Milan e Roma hanno dilapidato un miliardo di euro in dieci anni: colpa non solo delle radio
© foto di Matteo Gribaudi/Image Sport
venerdì 03 luglio 2020 14:08Il corsivo
di Andrea Losapio

L'attacco di Fabio Capello alle radio romane non è una strumentalizzazione del proprio ruolo di opinionista e vecchia gloria del nostro calcio, sia in campo che in panchina. Quanto un modo per cercare di far uscire Paulo Fonseca da un periodo duro, nerissimo, il più complicato della propria storia in giallorosso. Sarebbe ingeneroso dare la colpa completamente ai giornalisti, come negare ogni rapporto fra l'ambiente e i calciatori. Perché lo stesso Capello, subito dopo, ha spiegato come siano solamente una componente, pur importante e ascoltata, della piazza.

In questo momento la Roma avrebbe bisogno di una società. Non di chi ha cercato di prenderla per poter costruire un nuovo stadio, magari con capitali esterni. L'Olimpico, pur bellissimo e pieno di storia, è tutt'altro che funzionale per una squadra che cerca di fare marketing. Difficile da raggiungere, trovare un taxi dopo la partita è opera impossibile, non c'è una metro, arrivare con i mezzi rischia di diventare un'epopea. La Roma ha bisogno dello stadio ancor più che Milan e Inter, soprattutto per quel che rappresenta nel mondo. Ma non può essere l'unico motivo che spinge qualcuno a investire.

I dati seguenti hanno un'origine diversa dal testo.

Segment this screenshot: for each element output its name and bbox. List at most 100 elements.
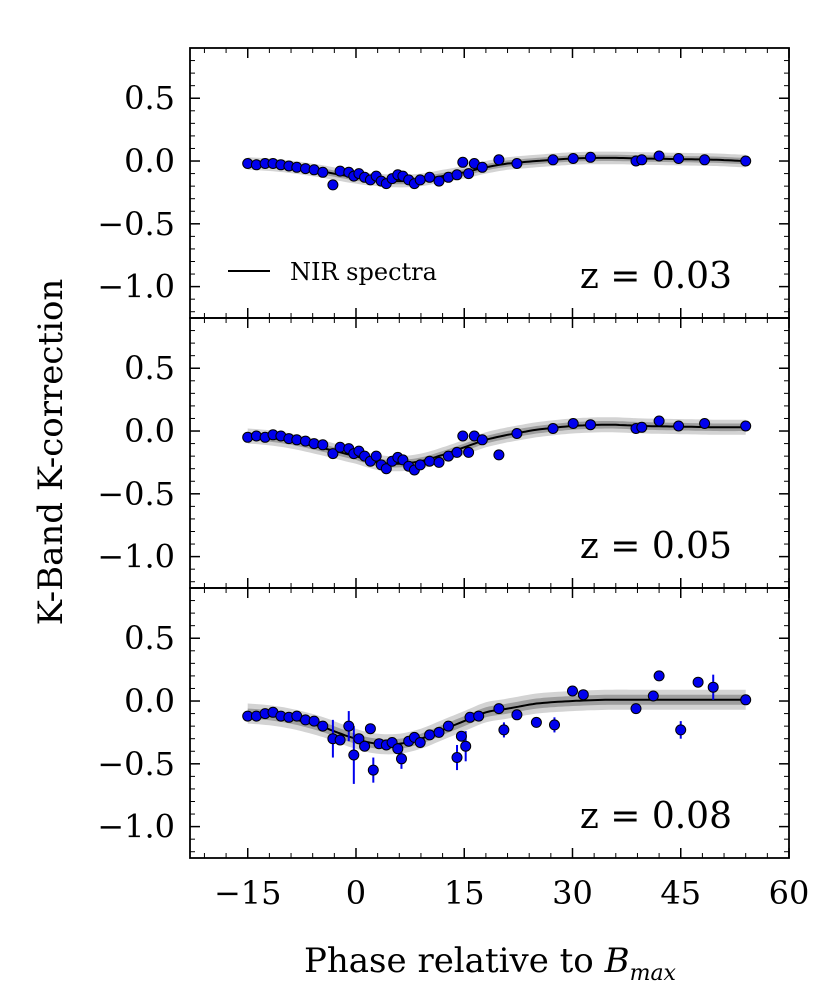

Perché negli anni Pallotta ha ricapitalizzato, ma ha speso sempre tutto il budget. Anche con voci difficili da comprendere fino in fondo, come evidenziato qualche mese fa non solo per commissioni a calciatori, ma anche per consulenze hardware da quasi 2 milioni di euro, più locazioni da quasi 11 milioni. Probabilmente sarebbe arrivato il momento per fare tabula rasa e ricostruire diversamente tutto, ristrutturando le spese e gli sprechi.

Così lontana e così vicina, Milano ha una squadra simile. Non tanto per la condotta societaria, comunque non delle migliori per la gestione economica, quanto per una cervellotica valutazione dagli ultimi anni di Berlusconi in poi. Con Yonghong Li che diventa un possibile mistero da prima Repubblica, il prestito di Elliott diventati padroni per caso, la scelta di affidare a Leonardo prima e la coppia Boban-Maldini poi. Cercando di trovare un incrocio con la storia delle Champions, un punto di continuità che probabilmente non ha più bisogno di esistere.

Al Milan serve un cambio di mentalità. Servirebbe un qualcuno di distaccato dalla questione bandiere. Un manager all'altezza, un direttore sportivo da guardare con neutralità e non con la riverenza del campione, un amministratore delegato forte. I tempi cambiano, dovrebbe farlo anche il Milan. Serve Rangnick. Oppure una società ancora più credibile di Elliott, Arnault. Perché anche la piazza rossonera è complicata, seppur non ci siano le radio romane. La Scala del calcio dà molto ai propri giocatori, ma li fischia al primo pallone toccato. Il bel giuoco di Berlusconi non è passato di moda, sebbene l'ultimo campionato vinto sia di nove anni fa, sembrano passati cento.

Una proprietà forte, una struttura dirigenziale solida, qualche risultato che non fa mai male, pochi proclami. La ricetta è questa, se non vuoi comprare Cristiano Ronaldo oppure Lukaku, ma lavorare per bene e con il giusto quantitativo di denaro. La Lazio, l'Atalanta e il Napoli insegnano. Roma e Milan, negli ultimi dieci anni, hanno dilapidato un miliardo di euro. 715 il Milan, 302 la Roma. Può bastare uno stadio per tornare a vincere?